A primate researcher, the author has spent many years studying baboon behaviour. Those who fear comparison with other primates may be uncomfortable with Sapolsky's conclusions. The material he draws upon for support, however, shows how universal many of our own behaviours are among our close relatives. In this book, he takes up three themes - why searching for "a gene for" any specific behaviour or illness is doomed to failure; what the body contributes to our personality; and what society contributes in determining our "selves". Each section is preceded by an introductory essay, explaining the significance of the topics discussed.

In the first section he severely condemns those who want to lock behaviour to genetics. That's an admirable end, but the selections weighed in his judgement are nearly all media accounts. Simplifying human behaviour issues sells magazines and newspapers, and his references to "those scientists" who appear to have advocated "nature over nurture" vapourise when you look for them in the text. Still, the elmination of "gene centrism" is an admirable ambition. That is what the public too often sees and the illusion needs expulsion from the collective public consciousness. He reminds us that many "genetic" drives are environmentally triggered. Whatever the rules are genes function under, they aren't rigid ones.
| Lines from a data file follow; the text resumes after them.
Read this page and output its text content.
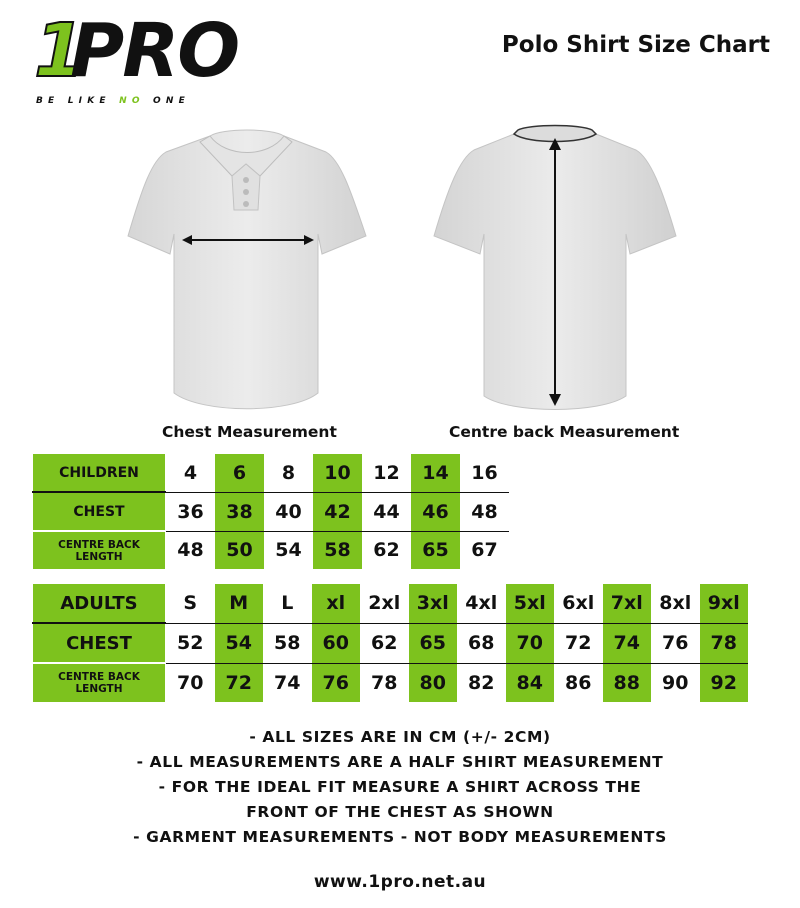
1
PRO
BE LIKE NO ONE
Polo Shirt Size Chart
Chest Measurement	Centre back Measurement
CHILDREN	4	6	8	10	12	14	16
CHEST	36	38	40	42	44	46	48
CENTRE BACK LENGTH	48	50	54	58	62	65	67
ADULTS	S	M	L	xl	2xl	3xl	4xl	5xl	6xl	7xl	8xl	9xl
CHEST	52	54	58	60	62	65	68	70	72	74	76	78
CENTRE BACK LENGTH	70	72	74	76	78	80	82	84	86	88	90	92
- ALL SIZES ARE IN CM (+/- 2CM)
- ALL MEASUREMENTS ARE A HALF SHIRT MEASUREMENT
- FOR THE IDEAL FIT MEASURE A SHIRT ACROSS THE
FRONT OF THE CHEST AS SHOWN
- GARMENT MEASUREMENTS - NOT BODY MEASUREMENTS
www.1pro.net.au
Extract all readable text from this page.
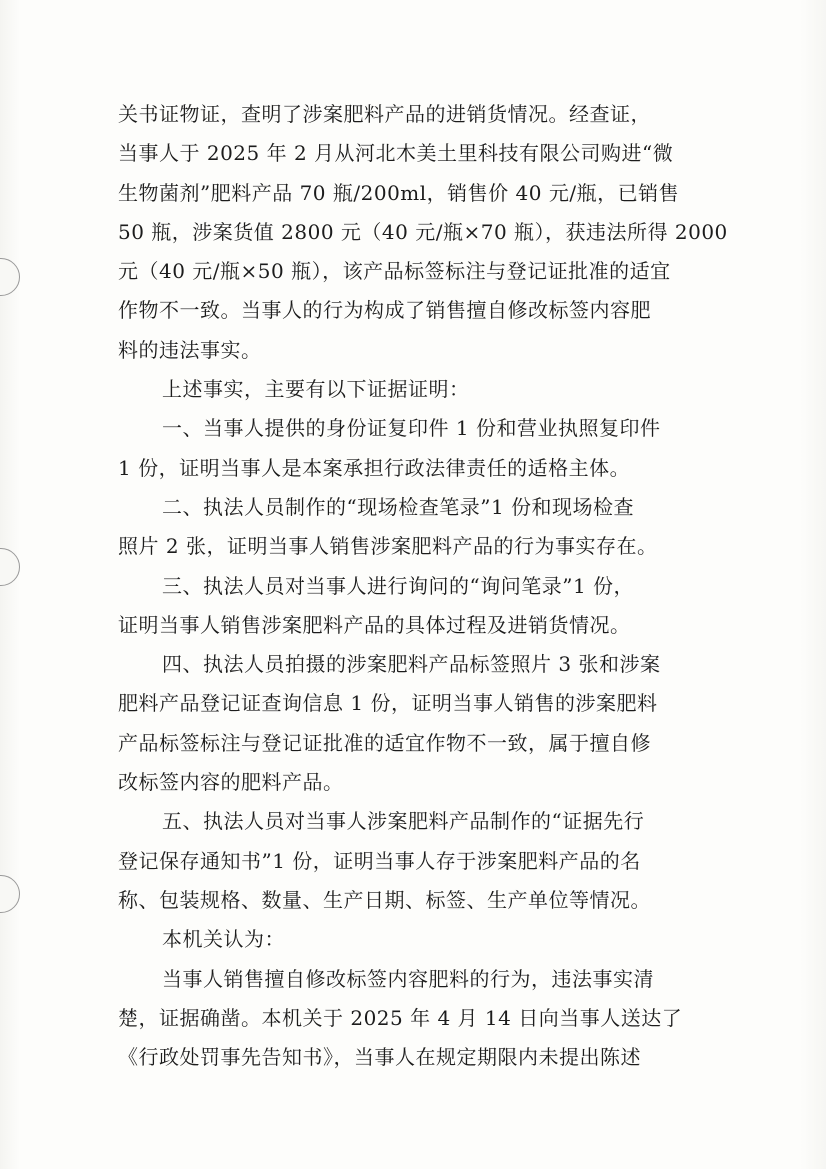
关书证物证，查明了涉案肥料产品的进销货情况。经查证，
当事人于 2025 年 2 月从河北木美土里科技有限公司购进“微
生物菌剂”肥料产品 70 瓶/200ml，销售价 40 元/瓶，已销售
50 瓶，涉案货值 2800 元（40 元/瓶×70 瓶），获违法所得 2000
元（40 元/瓶×50 瓶），该产品标签标注与登记证批准的适宜
作物不一致。当事人的行为构成了销售擅自修改标签内容肥
料的违法事实。
上述事实，主要有以下证据证明：
一、当事人提供的身份证复印件 1 份和营业执照复印件
1 份，证明当事人是本案承担行政法律责任的适格主体。
二、执法人员制作的“现场检查笔录”1 份和现场检查
照片 2 张，证明当事人销售涉案肥料产品的行为事实存在。
三、执法人员对当事人进行询问的“询问笔录”1 份，
证明当事人销售涉案肥料产品的具体过程及进销货情况。
四、执法人员拍摄的涉案肥料产品标签照片 3 张和涉案
肥料产品登记证查询信息 1 份，证明当事人销售的涉案肥料
产品标签标注与登记证批准的适宜作物不一致，属于擅自修
改标签内容的肥料产品。
五、执法人员对当事人涉案肥料产品制作的“证据先行
登记保存通知书”1 份，证明当事人存于涉案肥料产品的名
称、包装规格、数量、生产日期、标签、生产单位等情况。
本机关认为：
当事人销售擅自修改标签内容肥料的行为，违法事实清
楚，证据确凿。本机关于 2025 年 4 月 14 日向当事人送达了
《行政处罚事先告知书》，当事人在规定期限内未提出陈述
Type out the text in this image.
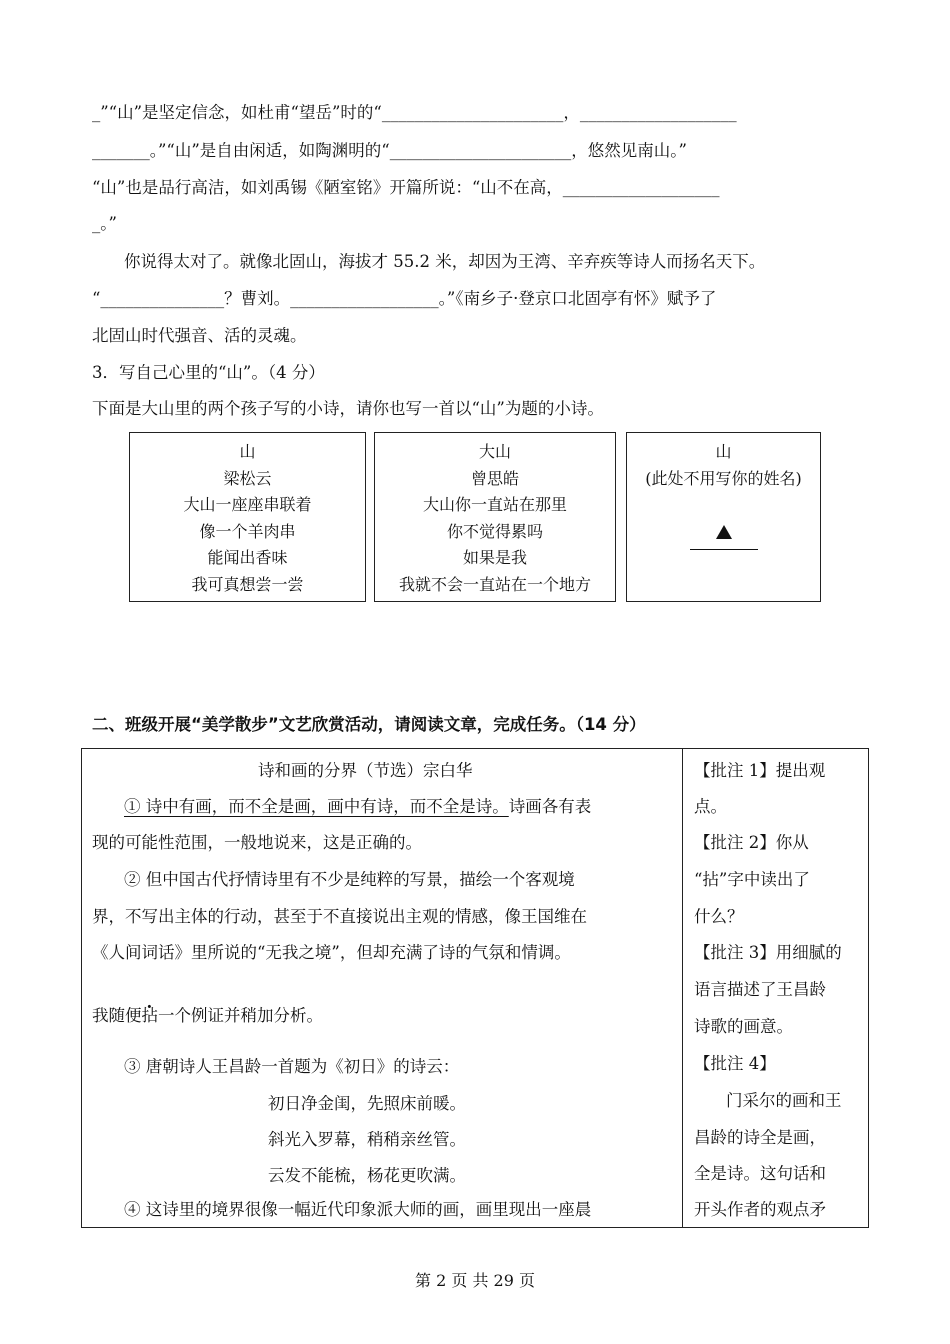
_”“山”是坚定信念，如杜甫“望岳”时的“______________________，___________________
_______。”“山”是自由闲适，如陶渊明的“______________________，悠然见南山。”
“山”也是品行高洁，如刘禹锡《陋室铭》开篇所说：“山不在高，___________________
_。”
你说得太对了。就像北固山，海拔才 55.2 米，却因为王湾、辛弃疾等诗人而扬名天下。
“_______________？曹刘。__________________。”《南乡子·登京口北固亭有怀》赋予了
北固山时代强音、活的灵魂。
3．写自己心里的“山”。（4 分）
下面是大山里的两个孩子写的小诗，请你也写一首以“山”为题的小诗。
山
梁松云
大山一座座串联着
像一个羊肉串
能闻出香味
我可真想尝一尝
大山
曾思皓
大山你一直站在那里
你不觉得累吗
如果是我
我就不会一直站在一个地方
山
(此处不用写你的姓名)
二、班级开展“美学散步”文艺欣赏活动，请阅读文章，完成任务。（14 分）
诗和画的分界（节选）宗白华
① 诗中有画，而不全是画，画中有诗，而不全是诗。诗画各有表
现的可能性范围，一般地说来，这是正确的。
② 但中国古代抒情诗里有不少是纯粹的写景，描绘一个客观境
界，不写出主体的行动，甚至于不直接说出主观的情感，像王国维在
《人间词话》里所说的“无我之境”，但却充满了诗的气氛和情调。
我随便拈一个例证并稍加分析。
③ 唐朝诗人王昌龄一首题为《初日》的诗云：
初日净金闺，先照床前暖。
斜光入罗幕，稍稍亲丝管。
云发不能梳，杨花更吹满。
④ 这诗里的境界很像一幅近代印象派大师的画，画里现出一座晨
【批注 1】提出观
点。
【批注 2】你从
“拈”字中读出了
什么？
【批注 3】用细腻的
语言描述了王昌龄
诗歌的画意。
【批注 4】
门采尔的画和王
昌龄的诗全是画，
全是诗。这句话和
开头作者的观点矛
第 2 页 共 29 页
Environment contributes, often in a major way.

In the second section, Sapolsky ranges over body-behaviour issues. From the "Twinky Defence" to definitions of dreaming, he explores how the body and brain relate to influence the mind. Emotions result from the cascades of hormones flowing through our bodies. The brain triggers many of these, but the body sends messages to the brain using that chemical medium. While all this may leave the impression that we are almost helpless observers of what these molecular signals drive us to do, the author reminds us that the "big" part of the brain, the frontal cortex, grants us a level of control denied most other animals.
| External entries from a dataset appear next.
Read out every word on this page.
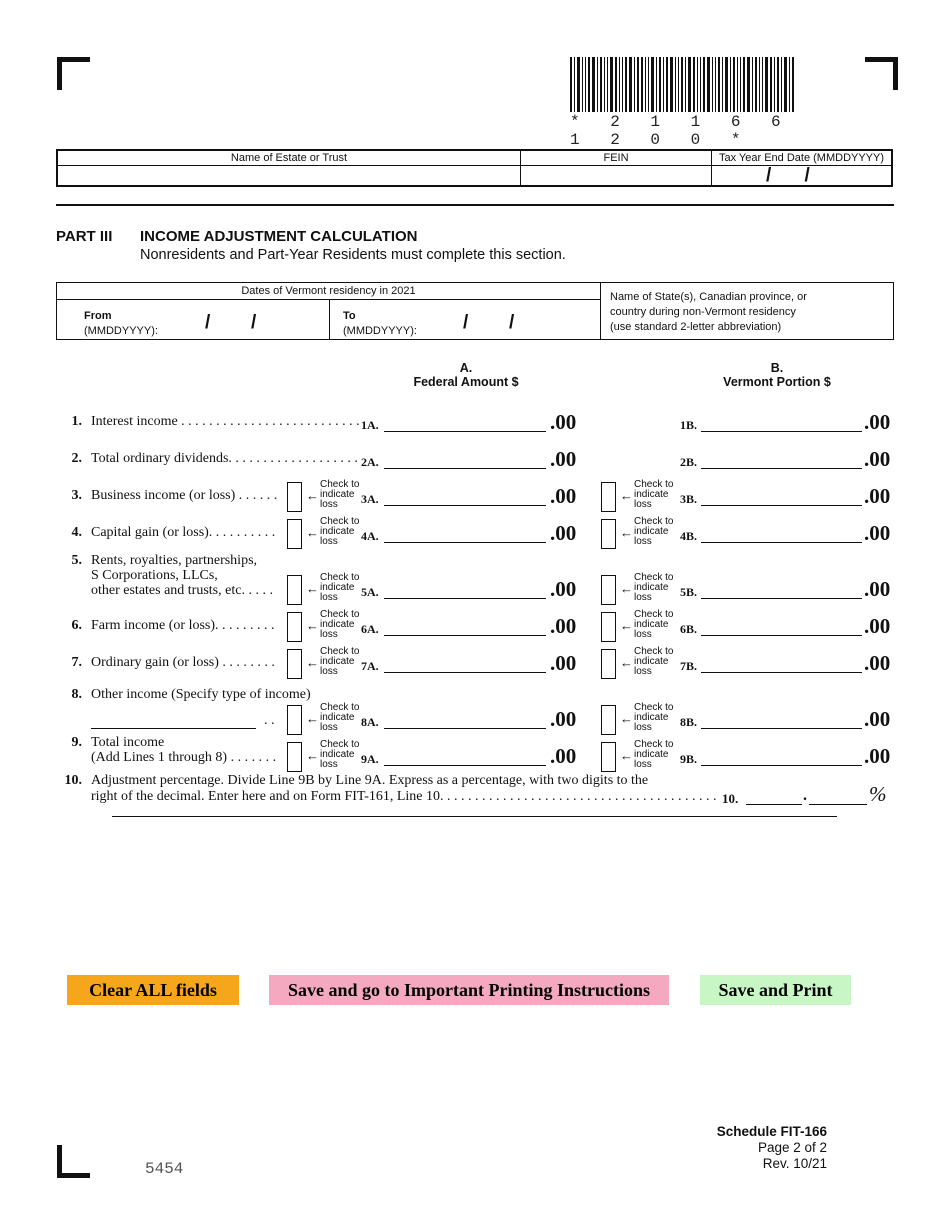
* 2 1 1 6 6 1 2 0 0 *
Name of Estate or Trust	FEIN	Tax Year End Date (MMDDYYYY)
/ /
PART III INCOME ADJUSTMENT CALCULATION
Nonresidents and Part-Year Residents must complete this section.
Dates of Vermont residency in 2021
From
(MMDDYYYY): / /	To
(MMDDYYYY): / /
Name of State(s), Canadian province, or
country during non-Vermont residency
(use standard 2-letter abbreviation)
A.
Federal Amount $
B.
Vermont Portion $
1. Interest income . . . . . . . . . . . . . . . . . . . . . . . . . . 1A.	.00	1B.	.00
2. Total ordinary dividends. . . . . . . . . . . . . . . . . . . 2A.	.00	2B.	.00
3. Business income (or loss) . . . . . . ←
Check to
indicate
loss
←
Check to
indicate
loss
3A.	.00	3B.	.00
4. Capital gain (or loss). . . . . . . . . . ←
Check to
indicate
loss
←
Check to
indicate
loss
4A.	.00	4B.	.00
5. Rents, royalties, partnerships,
S Corporations, LLCs,
other estates and trusts, etc. . . . .	←
Check to
indicate
loss
←
Check to
indicate
loss
5A.	.00	5B.	.00
6. Farm income (or loss). . . . . . . . . ←
Check to
indicate
loss
←
Check to
indicate
loss
6A.	.00	6B.	.00
7. Ordinary gain (or loss) . . . . . . . . ←
Check to
indicate
loss
←
Check to
indicate
loss
7A.	.00	7B.	.00
8. Other income (Specify type of income)
. . ←
Check to
indicate
loss
←
Check to
indicate
loss
8A.	.00	8B.	.00
9. Total income
(Add Lines 1 through 8) . . . . . . . ←
Check to
indicate
loss
←
Check to
indicate
loss
9A.	.00	9B.	.00
10. Adjustment percentage. Divide Line 9B by Line 9A. Express as a percentage, with two digits to the
right of the decimal. Enter here and on Form FIT-161, Line 10. . . . . . . . . . . . . . . . . . . . . . . . . . . . . . . . . . . . . . . . 10.	.	%
Clear ALL fields	Save and go to Important Printing Instructions	Save and Print
5454
Schedule FIT-166
Page 2 of 2
Rev. 10/21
Finally, we are treated to an overview of our relation to the departed. Why is there such an intense drive in humans to deal with the dead? That is most ardently expressed when the body is missing. There are bizarre cases noted here, not the least of which is story of the rituals imposed when the US Navy retrieved the bodies of drowned Japanese fishermen. Yet more intriguing are the cases of mothers finding ways to have their children hospitalised. Each time the mother visited a recovering child, there was a relapse.

That Sapolsky's style is brisk, even fervent at times, shouldn't obscure the fact that there's much in here most of us need to know. When you and your spouse argue, who concedes first? Why is this so? Daily life situations are biologically examined, without the rhetoric that might turn this into a campaign document. There is a message: that we need to learn more about what provides our emotional makeup, from domestic disputes to "over-mothering". Read this and find out what. [stephen a. haines - Ottawa, Canada]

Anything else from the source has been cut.